Sacrossantismos e messianismos políticos
O sacrossantismo e o messianismo político são ferramentas poderosas que foram (e podem ser) utilizadas para consolidar poder e justificar regimes autoritários.
“Those that fail to learn from history are doomed to repeat it.”
Winston Churchill
1. Como os conceitos são flutuantes, no sentido de evoluírem e se transformarem com o desenvolvimento do pensamento e da sociedade, é sempre aconselhável ter em mente o contexto e o tempo a que se referem.
Tanto o sacrossantismo, como o messianismo político não são epifenómenos recentes. Pelo contrário. Atravessaram a história, moldando-a. Quer através da modelação do pensamento filosófico e ideológico, quer pela materialização em diversos e distintos regimes. O principal efeito é a sacralização (e a consequente imposição) de determinados valores, líderes e instituições, dotando-os de um carácter absoluto e incontestável, e de uma dimensão extraterrena.

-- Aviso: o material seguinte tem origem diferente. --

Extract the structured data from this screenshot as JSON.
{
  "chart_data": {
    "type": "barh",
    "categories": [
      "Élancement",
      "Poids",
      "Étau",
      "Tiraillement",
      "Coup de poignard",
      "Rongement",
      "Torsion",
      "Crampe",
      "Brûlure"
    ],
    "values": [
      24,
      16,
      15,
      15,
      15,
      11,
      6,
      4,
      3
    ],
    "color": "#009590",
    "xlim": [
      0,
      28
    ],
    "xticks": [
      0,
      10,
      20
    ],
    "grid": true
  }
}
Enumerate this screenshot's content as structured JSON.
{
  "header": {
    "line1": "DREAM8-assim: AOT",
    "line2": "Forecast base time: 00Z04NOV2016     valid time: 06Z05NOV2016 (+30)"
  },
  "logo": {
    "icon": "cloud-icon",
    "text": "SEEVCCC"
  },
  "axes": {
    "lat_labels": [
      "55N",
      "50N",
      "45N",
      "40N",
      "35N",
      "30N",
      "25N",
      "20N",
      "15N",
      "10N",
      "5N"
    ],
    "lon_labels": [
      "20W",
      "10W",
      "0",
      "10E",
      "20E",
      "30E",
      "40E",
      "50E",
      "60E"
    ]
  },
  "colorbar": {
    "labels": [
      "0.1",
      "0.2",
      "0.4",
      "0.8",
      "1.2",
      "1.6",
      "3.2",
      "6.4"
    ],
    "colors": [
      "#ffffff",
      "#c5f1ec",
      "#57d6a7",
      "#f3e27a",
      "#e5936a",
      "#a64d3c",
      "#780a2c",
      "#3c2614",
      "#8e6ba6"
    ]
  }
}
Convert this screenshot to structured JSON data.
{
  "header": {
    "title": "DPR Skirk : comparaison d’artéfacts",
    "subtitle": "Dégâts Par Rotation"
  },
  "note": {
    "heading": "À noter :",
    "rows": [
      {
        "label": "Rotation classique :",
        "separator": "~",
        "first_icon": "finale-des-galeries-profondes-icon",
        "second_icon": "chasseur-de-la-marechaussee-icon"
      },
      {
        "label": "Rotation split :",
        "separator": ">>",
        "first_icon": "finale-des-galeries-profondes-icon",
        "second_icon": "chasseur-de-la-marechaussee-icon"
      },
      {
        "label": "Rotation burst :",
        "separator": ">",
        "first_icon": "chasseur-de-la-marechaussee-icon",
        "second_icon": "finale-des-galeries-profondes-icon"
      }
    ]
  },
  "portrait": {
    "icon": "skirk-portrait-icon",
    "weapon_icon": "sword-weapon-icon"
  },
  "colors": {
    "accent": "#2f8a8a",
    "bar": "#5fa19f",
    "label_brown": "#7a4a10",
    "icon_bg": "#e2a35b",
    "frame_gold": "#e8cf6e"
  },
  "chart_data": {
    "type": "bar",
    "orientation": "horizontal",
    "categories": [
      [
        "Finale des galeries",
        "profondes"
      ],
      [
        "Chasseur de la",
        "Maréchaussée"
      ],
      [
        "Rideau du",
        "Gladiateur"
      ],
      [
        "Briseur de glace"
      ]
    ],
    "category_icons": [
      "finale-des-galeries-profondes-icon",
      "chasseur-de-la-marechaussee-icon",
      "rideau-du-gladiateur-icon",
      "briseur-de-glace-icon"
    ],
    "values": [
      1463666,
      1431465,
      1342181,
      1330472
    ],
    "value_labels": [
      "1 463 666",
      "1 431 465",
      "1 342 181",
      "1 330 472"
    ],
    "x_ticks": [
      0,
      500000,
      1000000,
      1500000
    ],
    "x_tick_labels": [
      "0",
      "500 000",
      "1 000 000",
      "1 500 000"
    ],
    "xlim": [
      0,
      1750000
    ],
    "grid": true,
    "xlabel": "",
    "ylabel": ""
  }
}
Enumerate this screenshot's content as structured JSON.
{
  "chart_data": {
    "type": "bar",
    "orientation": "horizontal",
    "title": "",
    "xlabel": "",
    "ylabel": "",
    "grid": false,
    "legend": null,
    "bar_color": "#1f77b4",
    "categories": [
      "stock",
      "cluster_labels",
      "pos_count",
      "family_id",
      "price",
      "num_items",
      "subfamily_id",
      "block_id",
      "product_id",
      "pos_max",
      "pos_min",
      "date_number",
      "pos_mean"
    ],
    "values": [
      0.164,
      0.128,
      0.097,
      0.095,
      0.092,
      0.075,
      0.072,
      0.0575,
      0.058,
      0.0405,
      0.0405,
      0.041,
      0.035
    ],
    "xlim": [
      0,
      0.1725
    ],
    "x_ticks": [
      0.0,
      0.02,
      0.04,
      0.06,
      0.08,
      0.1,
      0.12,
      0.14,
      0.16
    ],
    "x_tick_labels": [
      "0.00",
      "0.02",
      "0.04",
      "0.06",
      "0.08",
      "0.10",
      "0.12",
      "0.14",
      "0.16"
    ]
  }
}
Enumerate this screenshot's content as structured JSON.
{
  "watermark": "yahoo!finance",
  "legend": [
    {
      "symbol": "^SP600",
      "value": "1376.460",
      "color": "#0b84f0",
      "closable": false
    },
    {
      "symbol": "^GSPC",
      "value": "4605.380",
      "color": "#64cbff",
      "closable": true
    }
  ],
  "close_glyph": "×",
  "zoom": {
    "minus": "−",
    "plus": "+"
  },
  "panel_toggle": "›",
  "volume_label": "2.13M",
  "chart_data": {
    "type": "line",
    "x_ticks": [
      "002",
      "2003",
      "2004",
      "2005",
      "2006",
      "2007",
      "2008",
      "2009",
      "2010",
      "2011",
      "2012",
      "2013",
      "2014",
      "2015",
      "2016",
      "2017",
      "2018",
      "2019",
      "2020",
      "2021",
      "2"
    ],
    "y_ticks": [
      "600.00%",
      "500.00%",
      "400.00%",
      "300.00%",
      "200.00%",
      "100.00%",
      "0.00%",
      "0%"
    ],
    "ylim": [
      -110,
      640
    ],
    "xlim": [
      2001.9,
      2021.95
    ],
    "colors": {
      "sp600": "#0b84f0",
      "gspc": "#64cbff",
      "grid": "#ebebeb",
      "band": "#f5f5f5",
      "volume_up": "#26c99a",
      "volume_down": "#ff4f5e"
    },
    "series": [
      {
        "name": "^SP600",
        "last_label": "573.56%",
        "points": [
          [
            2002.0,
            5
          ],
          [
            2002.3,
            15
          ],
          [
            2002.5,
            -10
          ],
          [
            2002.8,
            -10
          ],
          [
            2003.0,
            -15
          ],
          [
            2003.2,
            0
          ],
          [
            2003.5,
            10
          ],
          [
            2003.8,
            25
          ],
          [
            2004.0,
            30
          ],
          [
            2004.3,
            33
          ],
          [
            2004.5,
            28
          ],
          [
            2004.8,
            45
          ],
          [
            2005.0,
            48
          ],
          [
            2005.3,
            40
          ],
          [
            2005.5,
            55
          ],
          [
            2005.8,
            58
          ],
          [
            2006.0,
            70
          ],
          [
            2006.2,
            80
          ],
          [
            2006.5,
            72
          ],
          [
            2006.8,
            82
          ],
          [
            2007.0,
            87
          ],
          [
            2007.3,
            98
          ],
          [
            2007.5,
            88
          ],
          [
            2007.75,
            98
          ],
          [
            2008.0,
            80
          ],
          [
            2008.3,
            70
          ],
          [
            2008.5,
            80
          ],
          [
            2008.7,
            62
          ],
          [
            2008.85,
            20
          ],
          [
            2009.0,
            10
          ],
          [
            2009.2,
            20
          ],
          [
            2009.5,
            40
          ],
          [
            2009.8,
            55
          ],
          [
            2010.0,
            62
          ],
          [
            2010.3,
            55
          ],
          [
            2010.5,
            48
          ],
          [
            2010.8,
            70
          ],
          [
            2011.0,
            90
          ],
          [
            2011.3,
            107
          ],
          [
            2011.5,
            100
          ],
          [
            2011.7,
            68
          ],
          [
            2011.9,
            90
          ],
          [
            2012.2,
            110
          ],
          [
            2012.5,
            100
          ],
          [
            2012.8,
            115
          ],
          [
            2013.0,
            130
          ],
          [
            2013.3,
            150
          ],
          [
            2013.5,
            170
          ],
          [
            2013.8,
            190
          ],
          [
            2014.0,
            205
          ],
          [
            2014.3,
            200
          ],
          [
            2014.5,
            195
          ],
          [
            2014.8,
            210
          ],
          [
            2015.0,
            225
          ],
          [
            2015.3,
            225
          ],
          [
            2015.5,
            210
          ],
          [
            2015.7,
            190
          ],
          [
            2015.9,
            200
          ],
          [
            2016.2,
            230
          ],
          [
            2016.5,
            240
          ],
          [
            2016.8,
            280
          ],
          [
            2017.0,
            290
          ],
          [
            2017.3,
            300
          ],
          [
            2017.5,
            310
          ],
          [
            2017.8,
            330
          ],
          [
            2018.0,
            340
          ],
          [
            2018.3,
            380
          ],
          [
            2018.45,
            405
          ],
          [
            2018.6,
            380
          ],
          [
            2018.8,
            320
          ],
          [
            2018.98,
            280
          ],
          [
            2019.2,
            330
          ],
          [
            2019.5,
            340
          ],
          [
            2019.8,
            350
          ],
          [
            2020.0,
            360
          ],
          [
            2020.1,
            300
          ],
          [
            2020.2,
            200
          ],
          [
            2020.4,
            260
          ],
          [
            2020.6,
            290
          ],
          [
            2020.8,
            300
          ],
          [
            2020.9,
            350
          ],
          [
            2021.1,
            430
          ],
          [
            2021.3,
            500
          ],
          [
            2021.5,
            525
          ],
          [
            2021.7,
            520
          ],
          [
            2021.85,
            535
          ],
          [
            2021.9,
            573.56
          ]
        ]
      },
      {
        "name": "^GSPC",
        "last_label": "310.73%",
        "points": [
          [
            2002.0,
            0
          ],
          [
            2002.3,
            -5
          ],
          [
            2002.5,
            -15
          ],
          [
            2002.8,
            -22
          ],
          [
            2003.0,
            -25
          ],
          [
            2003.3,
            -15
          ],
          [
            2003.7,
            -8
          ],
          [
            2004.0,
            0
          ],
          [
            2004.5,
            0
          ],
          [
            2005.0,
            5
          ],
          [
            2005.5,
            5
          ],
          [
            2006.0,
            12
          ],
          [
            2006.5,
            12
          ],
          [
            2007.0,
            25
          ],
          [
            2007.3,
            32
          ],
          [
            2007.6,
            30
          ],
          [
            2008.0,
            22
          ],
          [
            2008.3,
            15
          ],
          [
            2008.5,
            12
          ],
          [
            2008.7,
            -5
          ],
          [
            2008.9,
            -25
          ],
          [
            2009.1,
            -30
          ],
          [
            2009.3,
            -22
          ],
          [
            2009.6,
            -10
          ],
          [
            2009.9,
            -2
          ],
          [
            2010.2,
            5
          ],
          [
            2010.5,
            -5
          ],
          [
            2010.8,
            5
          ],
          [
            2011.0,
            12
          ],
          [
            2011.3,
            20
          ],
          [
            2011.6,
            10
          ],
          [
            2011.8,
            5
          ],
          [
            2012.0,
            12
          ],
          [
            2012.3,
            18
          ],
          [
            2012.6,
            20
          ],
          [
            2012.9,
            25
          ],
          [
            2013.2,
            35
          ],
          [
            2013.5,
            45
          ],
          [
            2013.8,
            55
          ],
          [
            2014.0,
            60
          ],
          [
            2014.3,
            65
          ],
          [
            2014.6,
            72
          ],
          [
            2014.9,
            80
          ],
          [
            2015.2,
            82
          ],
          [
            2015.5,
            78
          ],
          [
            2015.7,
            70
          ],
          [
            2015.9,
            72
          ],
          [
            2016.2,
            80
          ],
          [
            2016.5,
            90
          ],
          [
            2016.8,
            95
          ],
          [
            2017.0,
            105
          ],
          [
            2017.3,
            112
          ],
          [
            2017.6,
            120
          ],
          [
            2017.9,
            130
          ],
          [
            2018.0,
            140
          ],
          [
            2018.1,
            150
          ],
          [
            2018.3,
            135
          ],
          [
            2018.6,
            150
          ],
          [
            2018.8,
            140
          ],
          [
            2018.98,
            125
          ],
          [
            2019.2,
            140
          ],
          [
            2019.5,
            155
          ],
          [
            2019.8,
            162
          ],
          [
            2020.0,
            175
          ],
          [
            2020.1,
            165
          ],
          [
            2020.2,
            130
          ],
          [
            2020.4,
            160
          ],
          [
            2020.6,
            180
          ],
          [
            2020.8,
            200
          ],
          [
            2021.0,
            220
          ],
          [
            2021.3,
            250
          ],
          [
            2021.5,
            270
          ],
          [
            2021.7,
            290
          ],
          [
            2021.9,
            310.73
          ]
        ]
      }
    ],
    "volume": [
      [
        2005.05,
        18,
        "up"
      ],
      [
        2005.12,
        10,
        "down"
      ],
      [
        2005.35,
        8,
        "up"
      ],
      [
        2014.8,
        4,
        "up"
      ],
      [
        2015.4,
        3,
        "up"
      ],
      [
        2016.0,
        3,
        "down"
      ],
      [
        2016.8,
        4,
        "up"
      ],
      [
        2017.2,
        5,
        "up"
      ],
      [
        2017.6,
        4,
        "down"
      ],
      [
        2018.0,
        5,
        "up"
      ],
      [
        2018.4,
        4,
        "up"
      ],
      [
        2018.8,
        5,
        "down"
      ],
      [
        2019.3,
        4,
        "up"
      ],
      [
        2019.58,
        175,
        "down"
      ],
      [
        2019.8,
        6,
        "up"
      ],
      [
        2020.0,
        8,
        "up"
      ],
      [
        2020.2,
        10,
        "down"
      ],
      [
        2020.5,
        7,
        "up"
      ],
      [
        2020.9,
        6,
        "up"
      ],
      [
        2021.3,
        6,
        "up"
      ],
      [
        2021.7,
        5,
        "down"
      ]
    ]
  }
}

Pode ser feita uma distinção entre ambos estes ismos, considerando que o sacrossantismo se refere à dimensão da simbologia ideológica, enquanto o messianismo alude à crença ou, se preferirem, ao culto num líder redentor que conduzirá a uma sociedade a um futuro pré-idealizado.
A crença, culto e veneração de líderes como pessoas com dimensão divinal e espiritual não é novo e vê-se ao longo da história. Será suficiente lembrar as culturas suméria, hitita, babilónica, chinesa e japonesa, Saliento, por exemplo, as culturas egípcia e romana. Os faraós foram considerados intermediários entre os deuses e os homens; e os imperadores romanos foram frequentemente endeusados, sendo que alguns, como Augusto, usaram essa sacralização para consolidar o poder. Já durante a Idade Média, estando o poder político umbilicalmente ligado à religião, a ideia do direito divino legitimava monarcas. Todos estes cultos justificaram a autoridade absoluta.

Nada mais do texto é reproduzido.